How to Meet PE.L2-3.10.3

Requirement

Show: PE.L2-3.10.3 – Escort visitors and monitor visitor activity. This control comes from NIST SP 800-171 REV.2 / CMMC 2.0 Level 2.

Understanding the Requirement

This control requires you to manage visitors from the moment they arrive until they leave: verify who they are, log their entry and exit, clearly identify them as visitors, escort them in non-public or sensitive areas, and monitor what they do while on site. The goal is to prevent unauthorized physical access to systems and information by ensuring visitors are known, supervised, and recorded throughout their stay.

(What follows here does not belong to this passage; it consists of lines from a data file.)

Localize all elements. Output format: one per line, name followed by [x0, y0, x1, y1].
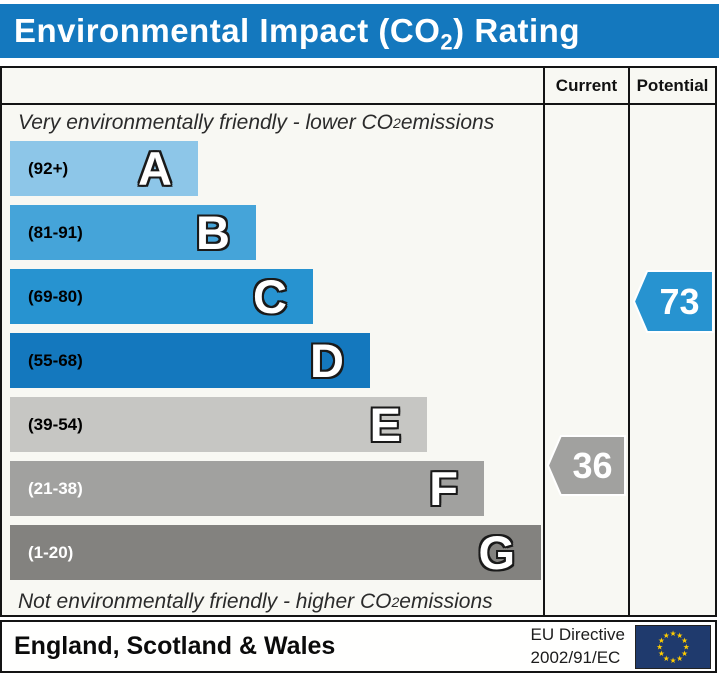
potential-column-header: Potential [636, 75, 709, 95]
potential-arrow-shape [633, 270, 714, 333]
band-c-range-label: (69-80) [28, 286, 83, 306]
svg-text:★: ★ [663, 630, 670, 639]
band-g: (1-20) G [10, 525, 541, 580]
page-title-subscript: 2 [440, 29, 454, 55]
column-header-row: Current Potential [2, 68, 715, 105]
band-list: (92+) A (81-91) B (69-80) C (55-68) D [2, 141, 543, 580]
eu-flag-stars: ★ ★ ★ ★ ★ ★ ★ ★ ★ ★ ★ ★ [656, 629, 690, 665]
bottom-note-text-end: emissions [399, 590, 493, 613]
band-b-range-label: (81-91) [28, 222, 83, 242]
svg-text:★: ★ [670, 655, 677, 664]
potential-column: 73 [630, 105, 715, 615]
svg-text:★: ★ [670, 629, 677, 638]
band-b-letter: B [196, 206, 230, 259]
top-note: Very environmentally friendly - lower CO… [18, 111, 495, 134]
page-title: Environmental Impact (CO2) Rating [14, 12, 580, 53]
chart-body: Very environmentally friendly - lower CO… [2, 105, 715, 615]
region-label: England, Scotland & Wales [14, 632, 336, 660]
footer-bar: England, Scotland & Wales EU Directive 2… [0, 620, 717, 673]
band-f: (21-38) F [10, 461, 484, 516]
svg-text:★: ★ [683, 642, 690, 651]
band-a-letter: A [138, 142, 172, 195]
band-a: (92+) A [10, 141, 198, 196]
svg-text:★: ★ [658, 649, 665, 658]
svg-text:★: ★ [681, 635, 688, 644]
page-title-text: Environmental Impact (CO [14, 12, 441, 49]
band-a-range-label: (92+) [28, 158, 69, 178]
bottom-note-text: Not environmentally friendly - higher CO [18, 590, 392, 613]
svg-text:★: ★ [663, 654, 670, 663]
current-rating-arrow: 36 [547, 435, 626, 496]
eu-directive-line2: 2002/91/EC [530, 647, 621, 667]
band-e: (39-54) E [10, 397, 427, 452]
potential-rating-value: 73 [659, 280, 700, 322]
band-g-letter: G [478, 526, 515, 579]
top-note-text-end: emissions [400, 111, 495, 134]
band-e-letter: E [369, 398, 401, 451]
header-spacer-cell [2, 68, 545, 103]
svg-text:★: ★ [676, 654, 683, 663]
page-title-text-end: ) Rating [453, 12, 580, 49]
eu-flag-icon: ★ ★ ★ ★ ★ ★ ★ ★ ★ ★ ★ ★ [635, 624, 711, 669]
eu-directive-label: EU Directive 2002/91/EC [531, 624, 625, 668]
band-e-range-label: (39-54) [28, 414, 83, 434]
band-b: (81-91) B [10, 205, 256, 260]
eu-directive-line1: EU Directive [530, 625, 625, 645]
band-d: (55-68) D [10, 333, 370, 388]
band-g-range-label: (1-20) [28, 542, 74, 562]
band-f-range-label: (21-38) [28, 478, 83, 498]
svg-text:★: ★ [656, 642, 663, 651]
band-c: (69-80) C [10, 269, 313, 324]
band-d-range-label: (55-68) [28, 350, 83, 370]
svg-text:★: ★ [681, 649, 688, 658]
rating-chart: Current Potential Very environmentally f… [0, 66, 717, 617]
svg-text:★: ★ [676, 630, 683, 639]
top-note-text: Very environmentally friendly - lower CO [18, 111, 394, 134]
band-d-letter: D [310, 334, 344, 387]
bands-column: Very environmentally friendly - lower CO… [2, 105, 545, 615]
svg-text:★: ★ [658, 635, 665, 644]
potential-rating-arrow: 73 [633, 270, 714, 333]
current-rating-value: 36 [572, 444, 613, 486]
current-arrow-shape [547, 435, 626, 496]
current-column: 36 [545, 105, 630, 615]
current-column-header: Current [545, 68, 630, 103]
title-bar: Environmental Impact (CO2) Rating [0, 4, 719, 58]
band-c-letter: C [253, 270, 287, 323]
band-f-letter: F [429, 462, 458, 515]
bottom-note: Not environmentally friendly - higher CO… [18, 590, 493, 613]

Policies and Procedures Needed

Create a visitor management policy that defines “visitor,” “public,” and “sensitive/non-public” areas; requires sign-in/sign-out; mandates visible, uniquely identifiable visitor badges; and assigns escorts for any visitor entering non-public spaces. Add procedures for reception/front desk operations, badge issuance and return, escort responsibilities, access exceptions (e.g., contractors), surveillance/monitoring practices, record retention for visitor logs, and periodic review. Include staff training so everyone understands how to challenge unescorted visitors and how to respond to violations.

Technical Implementation

• Establish a visitor log (paper binder or simple visitor management app) capturing: visitor name, organization, person/department visited, purpose, time in/out, badge number, and escort name. Set a retention period (e.g., 12 months) and store logs securely.
• Issue clearly distinct visitor badges that are visibly different from employee badges (e.g., red stripe) and, if possible, date-limited or expiring. Require badges to be worn above the waist and returned at checkout; reconcile issued vs. returned daily.
• Define and label sensitive/non-public areas with signage and physical controls (locked doors, access cards, keypad codes). Configure access control systems to log door events and restrict visitor badges from opening doors.
• Assign escorts (trained employees) responsible for keeping visitors within approved areas, preventing unsupervised access, and ensuring sign-out. Maintain an escort roster by department and ensure coverage during business hours.
• Monitor visitor activity with a combination of active supervision and passive measures: reception sightlines, camera coverage of entries/corridors, and periodic “challenge” checks. Document exceptions or incidents and review them in a monthly facilities/security meeting.

Example in a Small or Medium Business

A 60-person engineering firm expects a client team to arrive at 10:00 AM. The receptionist verifies their IDs, has them sign the visitor log capturing names, company, host, purpose, badge numbers, and start time, and hands out red visitor badges that expire at the end of the day. The assigned escort from the engineering team meets them and walks them through to a conference room, reminding them they must not enter labs or the server room without the escort. Interior doors to non-public areas are controlled by badge readers, and visitor badges cannot unlock them. Throughout the visit, the escort accompanies the clients to restrooms and ensures any screen with sensitive data in adjacent spaces is locked or shielded. Before leaving, the clients return their badges at reception and sign out; the receptionist reconciles badges and files the log in a locked cabinet. That afternoon, the office manager spot-checks the log and access-control events to confirm there were no unescorted movements into restricted spaces.

Summary

By implementing a clear visitor management policy, training staff, issuing distinct visitor badges, enforcing escorts in non-public areas, and maintaining accurate entry/exit records, SMBs can reliably control and monitor visitor activity. Physical controls and surveillance reinforce the escort process, while routine reviews of logs and incidents help keep the program effective. Together, these measures reduce the risk of unauthorized access to systems and information and demonstrate consistent compliance with the requirement.